Boxing orangutans a throwback as Thailand warms to animal rights
Bangkok
Boxing gloves raised, two orangutans enter a ring at a Thai zoo, a spectacle that fascinates locals and foreigners alike but sits increasingly at odds in a nation slowly embracing animal welfare.
Every morning hundreds of tourists visit Safari World, a large zoo on the outskirts of Bangkok, to see apes perform a show parodying human behaviour -- in particular our predilection for violence, sex and alcohol.
Female orangutans, decked in bikini tops and miniskirts, pretend to seduce monkey musicians as rowdy ape fans drink beer and throw cans at the two orangutans play-fighting.

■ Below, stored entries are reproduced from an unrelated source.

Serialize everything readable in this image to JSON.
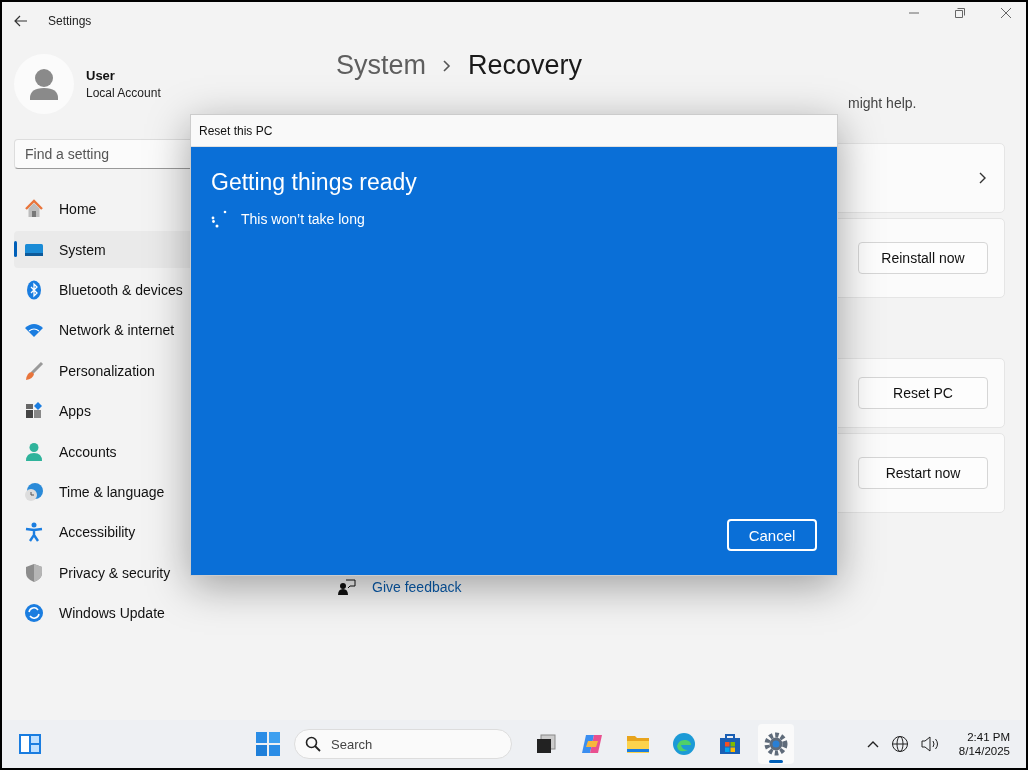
{
  "window": {
    "title": "Settings"
  },
  "user": {
    "name": "User",
    "account": "Local Account"
  },
  "search": {
    "placeholder": "Find a setting"
  },
  "nav": [
    {
      "label": "Home",
      "kind": "home",
      "selected": false
    },
    {
      "label": "System",
      "kind": "system",
      "selected": true
    },
    {
      "label": "Bluetooth & devices",
      "kind": "bluetooth",
      "selected": false
    },
    {
      "label": "Network & internet",
      "kind": "network",
      "selected": false
    },
    {
      "label": "Personalization",
      "kind": "brush",
      "selected": false
    },
    {
      "label": "Apps",
      "kind": "apps",
      "selected": false
    },
    {
      "label": "Accounts",
      "kind": "accounts",
      "selected": false
    },
    {
      "label": "Time & language",
      "kind": "time",
      "selected": false
    },
    {
      "label": "Accessibility",
      "kind": "accessibility",
      "selected": false
    },
    {
      "label": "Privacy & security",
      "kind": "privacy",
      "selected": false
    },
    {
      "label": "Windows Update",
      "kind": "update",
      "selected": false
    }
  ],
  "breadcrumb": {
    "parent": "System",
    "current": "Recovery"
  },
  "description": "might help.",
  "sections": [
    [
      {
        "kind": "chevron"
      },
      {
        "kind": "button",
        "button": "Reinstall now"
      }
    ],
    [
      {
        "kind": "button",
        "button": "Reset PC"
      },
      {
        "kind": "button",
        "button": "Restart now"
      }
    ]
  ],
  "links": [
    {
      "label": "Give feedback"
    }
  ],
  "dialog": {
    "title": "Reset this PC",
    "heading": "Getting things ready",
    "status": "This won’t take long",
    "button": "Cancel"
  },
  "taskbar": {
    "search_placeholder": "Search",
    "time": "2:41 PM",
    "date": "8/14/2025",
    "apps": [
      {
        "kind": "taskview",
        "active": false
      },
      {
        "kind": "copilot",
        "active": false
      },
      {
        "kind": "folder",
        "active": false
      },
      {
        "kind": "edge",
        "active": false
      },
      {
        "kind": "store",
        "active": false
      },
      {
        "kind": "settings",
        "active": true
      }
    ]
  }
}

"It's one of the funniest things I've ever seen," Aisha, a 23-year-old tourist from Sri Lanka sayd. "It's incredible what they're capable of."
But others are less enthusiastic. "I don't like it at all," says Erwin Newton, 30, from the United States. "I don't understand, what is interesting in making animals behave in this violent, dirty way."

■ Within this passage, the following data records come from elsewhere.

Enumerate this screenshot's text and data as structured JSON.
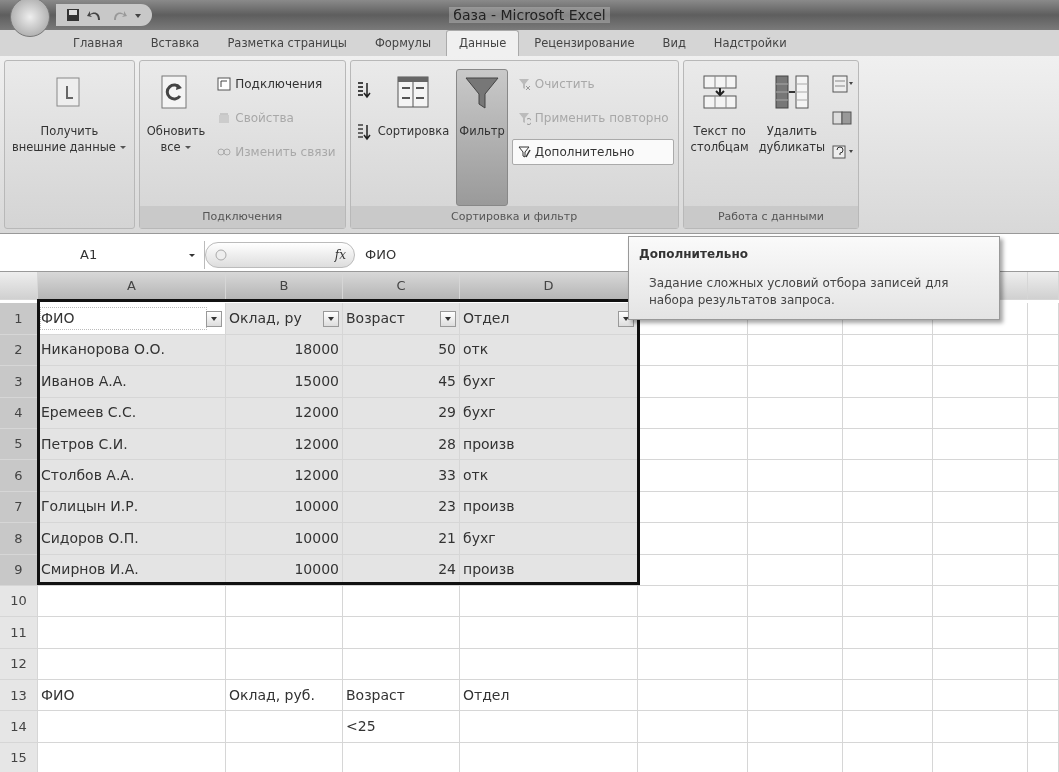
{
  "window": {
    "title": "база - Microsoft Excel"
  },
  "tabs": [
    {
      "label": "Главная",
      "selected": false
    },
    {
      "label": "Вставка",
      "selected": false
    },
    {
      "label": "Разметка страницы",
      "selected": false
    },
    {
      "label": "Формулы",
      "selected": false
    },
    {
      "label": "Данные",
      "selected": true
    },
    {
      "label": "Рецензирование",
      "selected": false
    },
    {
      "label": "Вид",
      "selected": false
    },
    {
      "label": "Надстройки",
      "selected": false
    }
  ],
  "ribbon_groups": [
    {
      "items": [
        {
          "kind": "large",
          "lines": [
            "Получить",
            "внешние данные"
          ],
          "dropdown": true,
          "pressed": false
        }
      ]
    },
    {
      "label": "Подключения",
      "items": [
        {
          "kind": "large",
          "lines": [
            "Обновить",
            "все"
          ],
          "dropdown": true,
          "pressed": false
        },
        {
          "kind": "stack",
          "entries": [
            {
              "label": "Подключения",
              "disabled": false,
              "hovered": false
            },
            {
              "label": "Свойства",
              "disabled": true,
              "hovered": false
            },
            {
              "label": "Изменить связи",
              "disabled": true,
              "hovered": false
            }
          ]
        }
      ]
    },
    {
      "label": "Сортировка и фильтр",
      "items": [
        {
          "kind": "sort-pair"
        },
        {
          "kind": "large",
          "lines": [
            "Сортировка"
          ],
          "dropdown": false,
          "pressed": false
        },
        {
          "kind": "large",
          "lines": [
            "Фильтр"
          ],
          "dropdown": false,
          "pressed": true
        },
        {
          "kind": "stack",
          "entries": [
            {
              "label": "Очистить",
              "disabled": true,
              "hovered": false
            },
            {
              "label": "Применить повторно",
              "disabled": true,
              "hovered": false
            },
            {
              "label": "Дополнительно",
              "disabled": false,
              "hovered": true
            }
          ]
        }
      ]
    },
    {
      "label": "Работа с данными",
      "items": [
        {
          "kind": "large",
          "lines": [
            "Текст по",
            "столбцам"
          ],
          "dropdown": false,
          "pressed": false
        },
        {
          "kind": "large",
          "lines": [
            "Удалить",
            "дубликаты"
          ],
          "dropdown": false,
          "pressed": false
        },
        {
          "kind": "icon-stack"
        }
      ]
    }
  ],
  "formula_bar": {
    "name_box": "A1",
    "function_label": "fx",
    "value": "ФИО"
  },
  "sheet": {
    "columns": [
      {
        "label": "A",
        "selected": true
      },
      {
        "label": "B",
        "selected": true
      },
      {
        "label": "C",
        "selected": true
      },
      {
        "label": "D",
        "selected": true
      }
    ],
    "rows": [
      {
        "number": "1",
        "kind": "filter-header",
        "selected": true,
        "cells": [
          {
            "text": "ФИО",
            "active": true
          },
          {
            "text": "Оклад, ру",
            "active": false
          },
          {
            "text": "Возраст",
            "active": false
          },
          {
            "text": "Отдел",
            "active": false
          }
        ]
      },
      {
        "number": "2",
        "kind": "data",
        "selected": true,
        "cells": [
          {
            "text": "Никанорова О.О.",
            "active": false
          },
          {
            "text": "18000",
            "active": false
          },
          {
            "text": "50",
            "active": false
          },
          {
            "text": "отк",
            "active": false
          }
        ]
      },
      {
        "number": "3",
        "kind": "data",
        "selected": true,
        "cells": [
          {
            "text": "Иванов А.А.",
            "active": false
          },
          {
            "text": "15000",
            "active": false
          },
          {
            "text": "45",
            "active": false
          },
          {
            "text": "бухг",
            "active": false
          }
        ]
      },
      {
        "number": "4",
        "kind": "data",
        "selected": true,
        "cells": [
          {
            "text": "Еремеев С.С.",
            "active": false
          },
          {
            "text": "12000",
            "active": false
          },
          {
            "text": "29",
            "active": false
          },
          {
            "text": "бухг",
            "active": false
          }
        ]
      },
      {
        "number": "5",
        "kind": "data",
        "selected": true,
        "cells": [
          {
            "text": "Петров С.И.",
            "active": false
          },
          {
            "text": "12000",
            "active": false
          },
          {
            "text": "28",
            "active": false
          },
          {
            "text": "произв",
            "active": false
          }
        ]
      },
      {
        "number": "6",
        "kind": "data",
        "selected": true,
        "cells": [
          {
            "text": "Столбов А.А.",
            "active": false
          },
          {
            "text": "12000",
            "active": false
          },
          {
            "text": "33",
            "active": false
          },
          {
            "text": "отк",
            "active": false
          }
        ]
      },
      {
        "number": "7",
        "kind": "data",
        "selected": true,
        "cells": [
          {
            "text": "Голицын И.Р.",
            "active": false
          },
          {
            "text": "10000",
            "active": false
          },
          {
            "text": "23",
            "active": false
          },
          {
            "text": "произв",
            "active": false
          }
        ]
      },
      {
        "number": "8",
        "kind": "data",
        "selected": true,
        "cells": [
          {
            "text": "Сидоров О.П.",
            "active": false
          },
          {
            "text": "10000",
            "active": false
          },
          {
            "text": "21",
            "active": false
          },
          {
            "text": "бухг",
            "active": false
          }
        ]
      },
      {
        "number": "9",
        "kind": "data",
        "selected": true,
        "cells": [
          {
            "text": "Смирнов И.А.",
            "active": false
          },
          {
            "text": "10000",
            "active": false
          },
          {
            "text": "24",
            "active": false
          },
          {
            "text": "произв",
            "active": false
          }
        ]
      },
      {
        "number": "10",
        "kind": "plain",
        "selected": false
      },
      {
        "number": "11",
        "kind": "plain",
        "selected": false
      },
      {
        "number": "12",
        "kind": "plain",
        "selected": false
      },
      {
        "number": "13",
        "kind": "plain",
        "selected": false,
        "cells": [
          {
            "text": "ФИО",
            "active": false
          },
          {
            "text": "Оклад, руб.",
            "active": false
          },
          {
            "text": "Возраст",
            "active": false
          },
          {
            "text": "Отдел",
            "active": false
          }
        ]
      },
      {
        "number": "14",
        "kind": "plain",
        "selected": false,
        "cells": [
          null,
          null,
          {
            "text": "<25",
            "active": false
          },
          null
        ]
      },
      {
        "number": "15",
        "kind": "plain",
        "selected": false
      }
    ]
  },
  "tooltip": {
    "title": "Дополнительно",
    "text": "Задание сложных условий отбора записей для набора результатов запроса."
  }
}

To outsiders, Thailand's treatment of animals can appear confusingly contradictory. In this deeply Buddhist country it is not unusual to see pampered pooches pushed around in prams or entire temples providing sanctuary to stray cats and dogs.
Yet dogs might also be on a dinner table in the northeast of Thailand while the kingdom -- a renowned animal-trafficking hub -- retains its long tradition of blood sports such as cock and bull fighting.

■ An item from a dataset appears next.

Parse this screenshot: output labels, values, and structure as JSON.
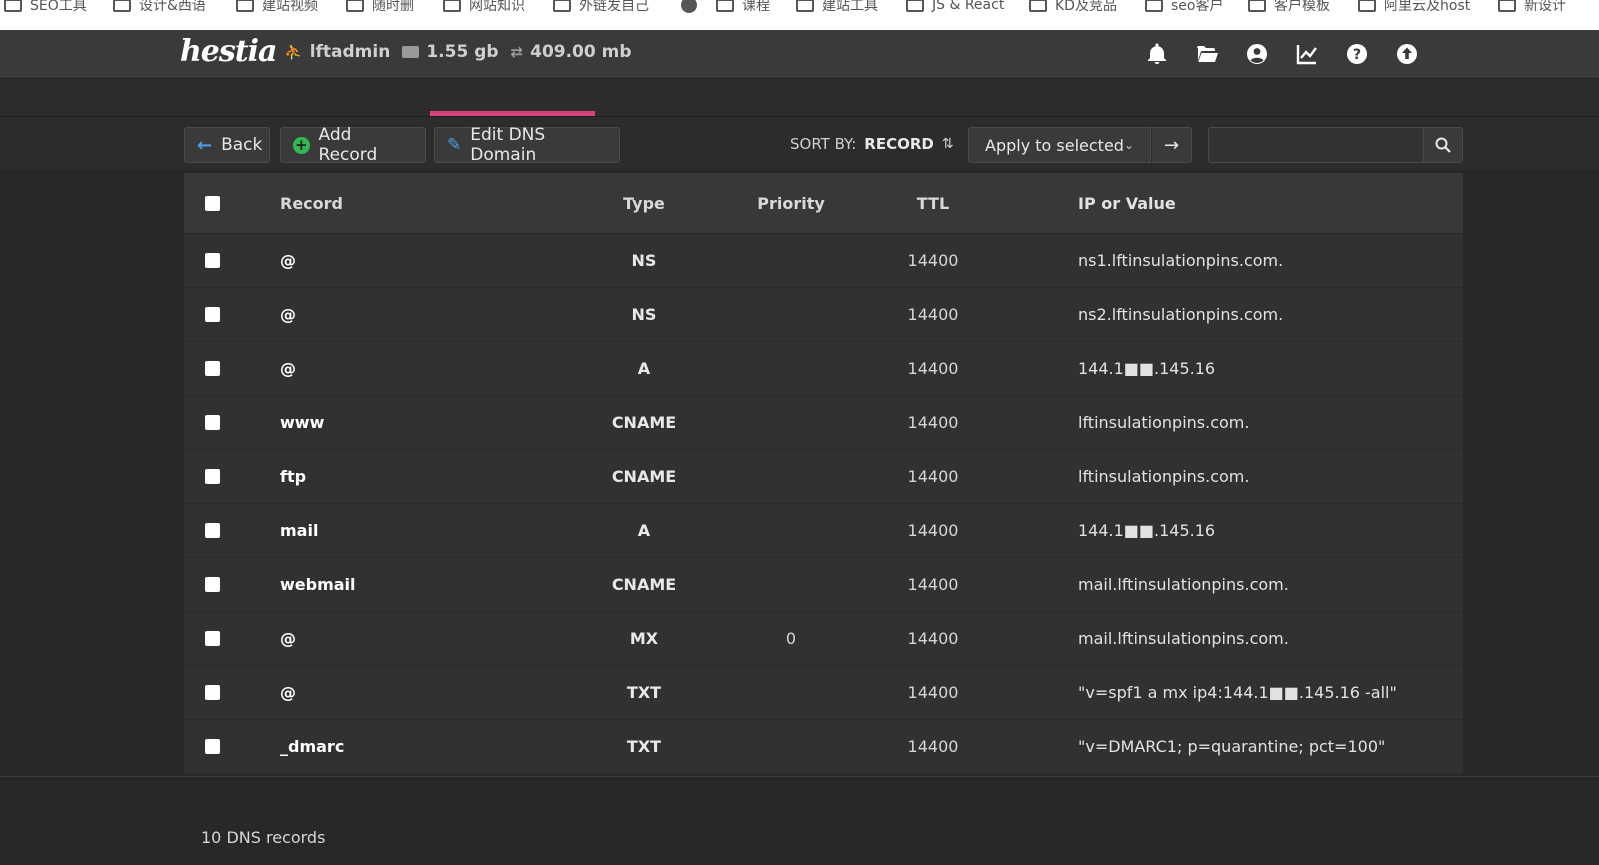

However, lately the country's animal fighting industry is also trying to make itself more humane.
"Even in animal fights, there must be rules," says Chaichan Laohasiripanya, Secretary-General of the Thai Society for the Prevention of Cruelty to Animals.
"They must consider the health of the animal, the length of the fight," she said.
Acts of cruelty towards animals -- especially dogs -- often receive widespread publicity. In July the arrest of a village headman who killed his neighbour's pet dog after an argument was front-page news in Thai media for days.